L’Association pour l’emploi des cadres, Apec, vient de publier son étude 2026 sur les pratiques de recrutement des cadres. Après plusieurs années de fortes tensions sur le marché de l’emploi, les entreprises semblent retrouver un peu d’air : les difficultés de recrutement poursuivent leur baisse, même si les recruteurs restent confrontés à des candidatures souvent jugées inadaptées aux profils recherchés. Selon l’étude menée auprès de 1 150 entreprises privées de plus de 10 salariés ayant recruté au moins un cadre en 2025, moins d’une entreprise sur deux déclare aujourd’hui rencontrer des difficultés pour recruter des cadres. Elles étaient 60 % en 2023 et près des deux tiers en 2022. En 2025, ce chiffre tombe à 49 %, soit un retour proche des niveaux observés avant la crise sanitaire.

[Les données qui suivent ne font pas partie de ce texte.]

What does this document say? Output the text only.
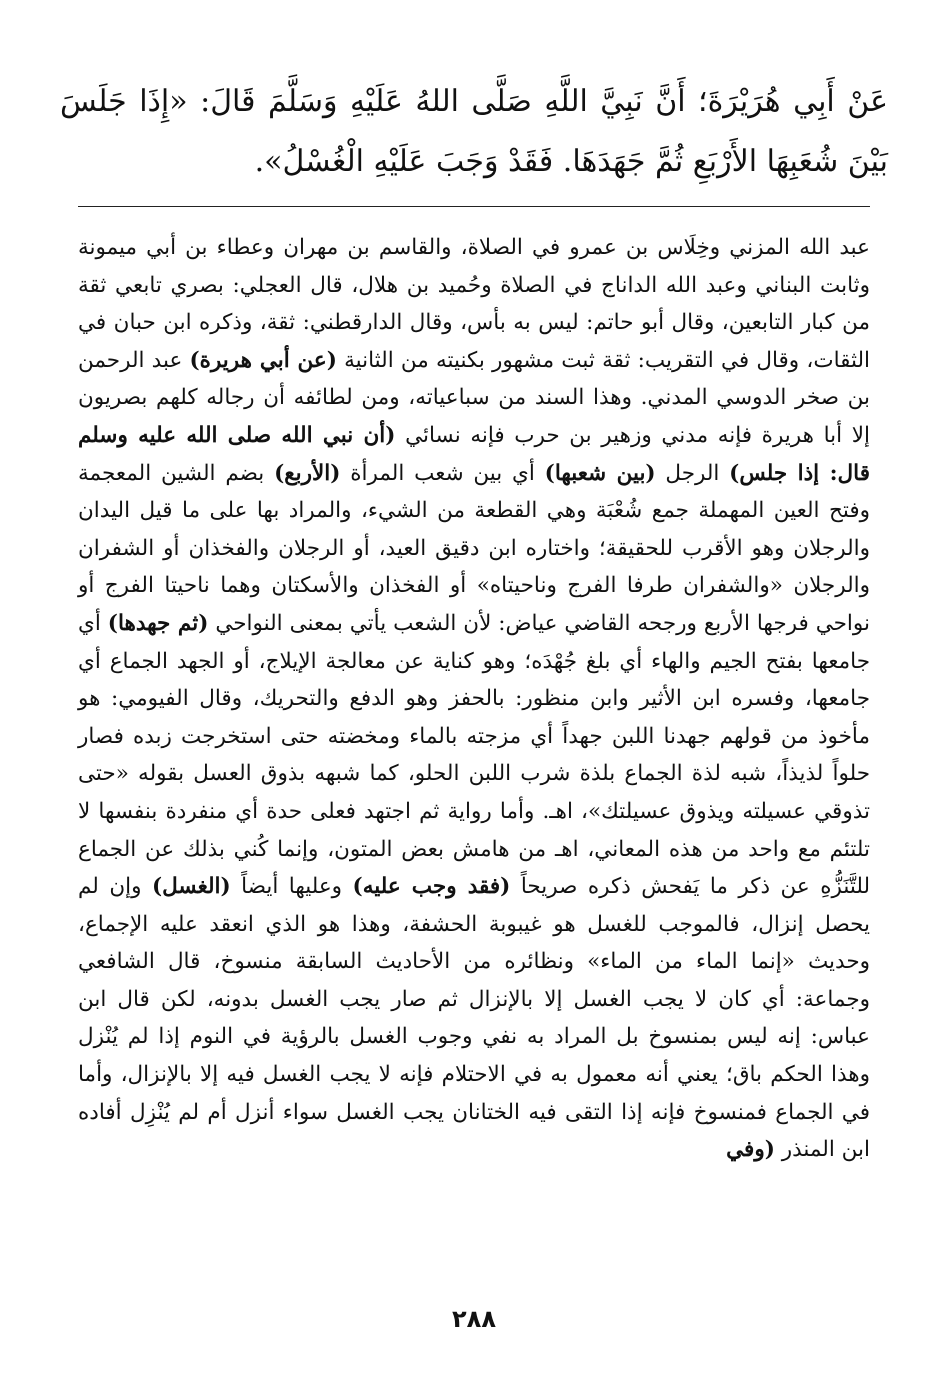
عَنْ أَبِي هُرَيْرَةَ؛ أَنَّ نَبِيَّ اللَّهِ صَلَّى اللهُ عَلَيْهِ وَسَلَّمَ قَالَ: «إِذَا جَلَسَ بَيْنَ شُعَبِهَا الأَرْبَعِ ثُمَّ جَهَدَهَا. فَقَدْ وَجَبَ عَلَيْهِ الْغُسْلُ».

عبد الله المزني وخِلَاس بن عمرو في الصلاة، والقاسم بن مهران وعطاء بن أبي ميمونة وثابت البناني وعبد الله الداناج في الصلاة وحُميد بن هلال، قال العجلي: بصري تابعي ثقة من كبار التابعين، وقال أبو حاتم: ليس به بأس، وقال الدارقطني: ثقة، وذكره ابن حبان في الثقات، وقال في التقريب: ثقة ثبت مشهور بكنيته من الثانية (عن أبي هريرة) عبد الرحمن بن صخر الدوسي المدني. وهذا السند من سباعياته، ومن لطائفه أن رجاله كلهم بصريون إلا أبا هريرة فإنه مدني وزهير بن حرب فإنه نسائي (أن نبي الله صلى الله عليه وسلم قال: إذا جلس) الرجل (بين شعبها) أي بين شعب المرأة (الأربع) بضم الشين المعجمة وفتح العين المهملة جمع شُعْبَة وهي القطعة من الشيء، والمراد بها على ما قيل اليدان والرجلان وهو الأقرب للحقيقة؛ واختاره ابن دقيق العيد، أو الرجلان والفخذان أو الشفران والرجلان «والشفران طرفا الفرج وناحيتاه» أو الفخذان والأسكتان وهما ناحيتا الفرج أو نواحي فرجها الأربع ورجحه القاضي عياض: لأن الشعب يأتي بمعنى النواحي (ثم جهدها) أي جامعها بفتح الجيم والهاء أي بلغ جُهْدَه؛ وهو كناية عن معالجة الإيلاج، أو الجهد الجماع أي جامعها، وفسره ابن الأثير وابن منظور: بالحفز وهو الدفع والتحريك، وقال الفيومي: هو مأخوذ من قولهم جهدنا اللبن جهداً أي مزجته بالماء ومخضته حتى استخرجت زبده فصار حلواً لذيذاً، شبه لذة الجماع بلذة شرب اللبن الحلو، كما شبهه بذوق العسل بقوله «حتى تذوقي عسيلته ويذوق عسيلتك»، اهـ. وأما رواية ثم اجتهد فعلى حدة أي منفردة بنفسها لا تلتئم مع واحد من هذه المعاني، اهـ من هامش بعض المتون، وإنما كُني بذلك عن الجماع للتَّنَزُّهِ عن ذكر ما يَفحش ذكره صريحاً (فقد وجب عليه) وعليها أيضاً (الغسل) وإن لم يحصل إنزال، فالموجب للغسل هو غيبوبة الحشفة، وهذا هو الذي انعقد عليه الإجماع، وحديث «إنما الماء من الماء» ونظائره من الأحاديث السابقة منسوخ، قال الشافعي وجماعة: أي كان لا يجب الغسل إلا بالإنزال ثم صار يجب الغسل بدونه، لكن قال ابن عباس: إنه ليس بمنسوخ بل المراد به نفي وجوب الغسل بالرؤية في النوم إذا لم يُنْزل وهذا الحكم باق؛ يعني أنه معمول به في الاحتلام فإنه لا يجب الغسل فيه إلا بالإنزال، وأما في الجماع فمنسوخ فإنه إذا التقى فيه الختانان يجب الغسل سواء أنزل أم لم يُنْزِل أفاده ابن المنذر (وفي

٢٨٨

Des candidatures plus nombreuses, mais souvent inadéquates
L’Apec souligne que la principale difficulté n’est désormais plus le manque de candidatures, mais leur inadéquation avec les profils attendus. Trois quarts des entreprises évoquent un décalage entre les candidatures reçues et les compétences recherchées. En parallèle, le nombre moyen de candidatures reçues pour un recrutement de cadre est passé de 13 à 15 en un an. Les entreprises restent toutefois confrontées à certaines tensions, notamment hors Île-de-France où le faible nombre de candidatures demeure un problème plus marqué.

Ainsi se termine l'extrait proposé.